É uma estranha e comum lógica que perverte os corações de todos aqueles que amam e desde o primeiro momento que começam a amar. Uma lógica que introduz no coração dos amantes a dor, a raiva, a inimizade, a hostilidade, a tristeza, a culpa, o ressentimento, a vingança, a morte em qualquer possibilidade do amor, do desejo de amar. Neste sentido, todo amor é realmente impossível, pois não há a menor a possibilidade, segundo esta lógica, de podermos amar,  desejar amar, ter prazer com o amor em vida, com aquilo e aquele que amamos e acolhemos em amor e desejo em nossos corações.

É uma estranha e comum lógica que transforma cada pulsar do coração amante do amante num pulsar de medo por amar, por saber que está amando, por não poder amar, não dever amar, por ter que sacrificar o amor que sente no peito, por ter que matar o amor que sente pelo que e por quem ama. Uma pulsão de sangue e desejo no coração convertida em pulsão de desejo de sangue e de morte do coração como símbolo de todo amor e de todas as pulsões do desejo e de vida que ele manifesta em si mesmo, como si mesmo. Uma transformação radical de toda a natureza que nos impele a amar, estar com outro, ter prazer com o outro e consigo mesmo a partir daquilo e daquele que nos dá prazer, porque, segundo esta estranha lógica, não podemos, não devemos seguir a lei da natureza que é, neste caso, a lei do amor, a lei do prazer, a lei da vida e nunca da morte, a lei humana que é, sobretudo, contra a natureza, que estabelece como costume e como direito e se faz justiça para evitar que sejamos naturais, para que neguemos, em princípio, o amor da natureza, pela natureza, que matemos, desde o princípio, a natureza, a mãe-natureza, se queremos sobreviver como humanos e sermos humanos. Lei, mais ainda, que perverte a própria natureza ao converter sua lei que nos incita a amar transformando-a numa lei que nos incita a matar, por amor a ela, por amor à natureza, porque é sua lei, um direito natural, o direito de matar e não o direito da amar tal como ela estabelece ao nos fazer vivo.
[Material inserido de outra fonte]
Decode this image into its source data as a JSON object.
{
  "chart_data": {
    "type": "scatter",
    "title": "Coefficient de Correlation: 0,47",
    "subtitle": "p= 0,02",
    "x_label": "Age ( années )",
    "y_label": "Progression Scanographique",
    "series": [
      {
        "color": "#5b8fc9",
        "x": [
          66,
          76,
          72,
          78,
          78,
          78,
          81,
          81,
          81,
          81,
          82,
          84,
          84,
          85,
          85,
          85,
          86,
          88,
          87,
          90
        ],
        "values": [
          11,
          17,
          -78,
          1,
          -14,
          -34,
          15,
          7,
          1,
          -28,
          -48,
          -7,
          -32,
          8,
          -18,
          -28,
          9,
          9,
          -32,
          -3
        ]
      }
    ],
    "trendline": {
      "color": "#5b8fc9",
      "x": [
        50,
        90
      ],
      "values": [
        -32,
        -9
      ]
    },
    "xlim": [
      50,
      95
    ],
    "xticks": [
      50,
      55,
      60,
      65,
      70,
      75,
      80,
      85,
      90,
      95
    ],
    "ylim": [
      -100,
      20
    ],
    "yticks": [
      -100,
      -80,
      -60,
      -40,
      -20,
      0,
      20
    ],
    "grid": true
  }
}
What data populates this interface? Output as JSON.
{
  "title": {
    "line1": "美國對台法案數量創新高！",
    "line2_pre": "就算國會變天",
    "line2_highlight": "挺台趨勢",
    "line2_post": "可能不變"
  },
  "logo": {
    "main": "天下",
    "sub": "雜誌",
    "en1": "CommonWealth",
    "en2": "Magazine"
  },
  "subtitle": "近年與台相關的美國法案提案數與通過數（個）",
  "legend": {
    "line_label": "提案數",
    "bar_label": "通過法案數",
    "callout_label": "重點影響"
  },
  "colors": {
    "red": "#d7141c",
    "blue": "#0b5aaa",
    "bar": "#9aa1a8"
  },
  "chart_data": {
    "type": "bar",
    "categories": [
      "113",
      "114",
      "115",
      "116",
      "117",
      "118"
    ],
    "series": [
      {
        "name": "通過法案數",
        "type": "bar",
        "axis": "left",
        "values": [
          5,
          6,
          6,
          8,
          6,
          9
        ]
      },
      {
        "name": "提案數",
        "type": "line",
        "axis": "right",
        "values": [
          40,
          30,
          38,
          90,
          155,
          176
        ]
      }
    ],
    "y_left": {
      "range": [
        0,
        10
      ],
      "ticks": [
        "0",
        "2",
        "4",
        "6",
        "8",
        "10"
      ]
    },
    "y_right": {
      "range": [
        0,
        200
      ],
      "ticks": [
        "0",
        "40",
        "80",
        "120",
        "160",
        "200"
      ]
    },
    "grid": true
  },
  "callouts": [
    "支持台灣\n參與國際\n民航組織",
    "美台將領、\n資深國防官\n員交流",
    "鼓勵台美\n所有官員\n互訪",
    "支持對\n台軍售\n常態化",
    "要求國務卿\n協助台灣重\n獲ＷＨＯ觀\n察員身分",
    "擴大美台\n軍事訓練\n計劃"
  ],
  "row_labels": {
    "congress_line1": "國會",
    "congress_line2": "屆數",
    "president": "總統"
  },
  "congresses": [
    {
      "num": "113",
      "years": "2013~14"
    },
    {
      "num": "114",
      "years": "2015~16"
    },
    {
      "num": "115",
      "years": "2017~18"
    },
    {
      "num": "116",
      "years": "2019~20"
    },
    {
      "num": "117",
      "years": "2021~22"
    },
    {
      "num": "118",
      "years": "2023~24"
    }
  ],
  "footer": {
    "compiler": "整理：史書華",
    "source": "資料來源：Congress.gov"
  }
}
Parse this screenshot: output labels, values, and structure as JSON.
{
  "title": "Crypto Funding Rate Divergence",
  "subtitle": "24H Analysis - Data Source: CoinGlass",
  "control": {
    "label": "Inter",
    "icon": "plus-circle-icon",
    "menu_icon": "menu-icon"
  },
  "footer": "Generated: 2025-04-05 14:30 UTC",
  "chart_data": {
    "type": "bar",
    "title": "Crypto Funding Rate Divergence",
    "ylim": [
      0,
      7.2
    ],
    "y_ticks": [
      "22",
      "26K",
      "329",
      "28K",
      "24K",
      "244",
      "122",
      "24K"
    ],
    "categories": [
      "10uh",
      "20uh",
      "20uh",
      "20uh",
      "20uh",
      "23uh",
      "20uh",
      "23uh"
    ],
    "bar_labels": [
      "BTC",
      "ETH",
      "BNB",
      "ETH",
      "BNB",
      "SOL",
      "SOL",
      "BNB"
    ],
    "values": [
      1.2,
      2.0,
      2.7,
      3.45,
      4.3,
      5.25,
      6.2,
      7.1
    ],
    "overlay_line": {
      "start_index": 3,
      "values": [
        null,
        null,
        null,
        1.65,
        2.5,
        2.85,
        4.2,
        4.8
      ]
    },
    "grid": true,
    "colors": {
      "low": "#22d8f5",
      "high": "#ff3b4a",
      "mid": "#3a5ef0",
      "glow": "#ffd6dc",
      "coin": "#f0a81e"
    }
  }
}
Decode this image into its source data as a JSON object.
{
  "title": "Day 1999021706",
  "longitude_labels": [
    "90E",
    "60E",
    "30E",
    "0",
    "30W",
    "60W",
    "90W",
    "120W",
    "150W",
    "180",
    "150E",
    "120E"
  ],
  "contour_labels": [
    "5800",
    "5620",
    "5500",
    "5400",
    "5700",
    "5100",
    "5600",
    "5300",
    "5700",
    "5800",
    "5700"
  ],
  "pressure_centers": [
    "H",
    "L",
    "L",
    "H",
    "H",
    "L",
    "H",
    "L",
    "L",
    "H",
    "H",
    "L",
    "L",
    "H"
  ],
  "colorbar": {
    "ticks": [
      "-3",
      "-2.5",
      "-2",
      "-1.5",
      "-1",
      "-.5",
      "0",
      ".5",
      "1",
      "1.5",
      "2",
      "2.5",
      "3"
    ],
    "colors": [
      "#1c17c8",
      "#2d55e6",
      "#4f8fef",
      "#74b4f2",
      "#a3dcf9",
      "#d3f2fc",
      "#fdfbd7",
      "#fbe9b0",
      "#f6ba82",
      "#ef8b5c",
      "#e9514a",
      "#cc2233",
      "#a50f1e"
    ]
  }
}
Um direito de matar, ademais, por amor, por amor à natureza e tudo que existe, por amor à morte da natureza em cada ser que se faz presente nela em vida, um amor pela morte da vida natural que se torna, deste modo, natural, amor naturalizado como morte, pela morte, naturalmente.

Esta estranha e comum lógica que fundamenta cada expressão do amor como expressão de morte é considerada deste modo como universal, do próprio Universo que se expande morrendo, matando a si mesmo, e que não se pode ir contra ela na medida em que se parte dela para querer negá-la. Não se pode negar aquilo que é universal mesmo que seja por algo particular. Em princípio, não se nega algo universal por nenhuma particularidade, apenas transforma-se o que é universal em algo diferente, em uma nova universalidade, numa nova lei que passa a reger e ser regida por uma nova lógica então universal. O que se, pode, em princípio, é evitar a lei universal que faz do amor um sacrifício e que faz de tudo que é possibilidade de existência do amor e do desejo algo que deva morrer por um desejo de morte, amor que deva ser morto, deva-se matar, por amor a si mesmo.

Evitar esta estranha, comum e universal lógica que nos impele a matar o amor e matar por amor, sacrificar o amor e sacrificarmos por amor, porém, é possível. É preciso, neste sentido, mudar nossa compreensão do amor e dizer por ti não morrerei. Por ti, que amo, não morrerei, por ti, quem amo, não morrerei. Por ti, qualquer desejo e pensamento que me faz matar o desejo e o pensamento do amor não morrerei. Por ti, costume, direito, justiça, lei humana que me faça matar o amor desde o princípio, não morrerei. Por ti, natureza convertida em morte de si mesma, não morrerei. Por ti, qualquer coisa divina que me impila a matar o amor e o desejo, não morrerei.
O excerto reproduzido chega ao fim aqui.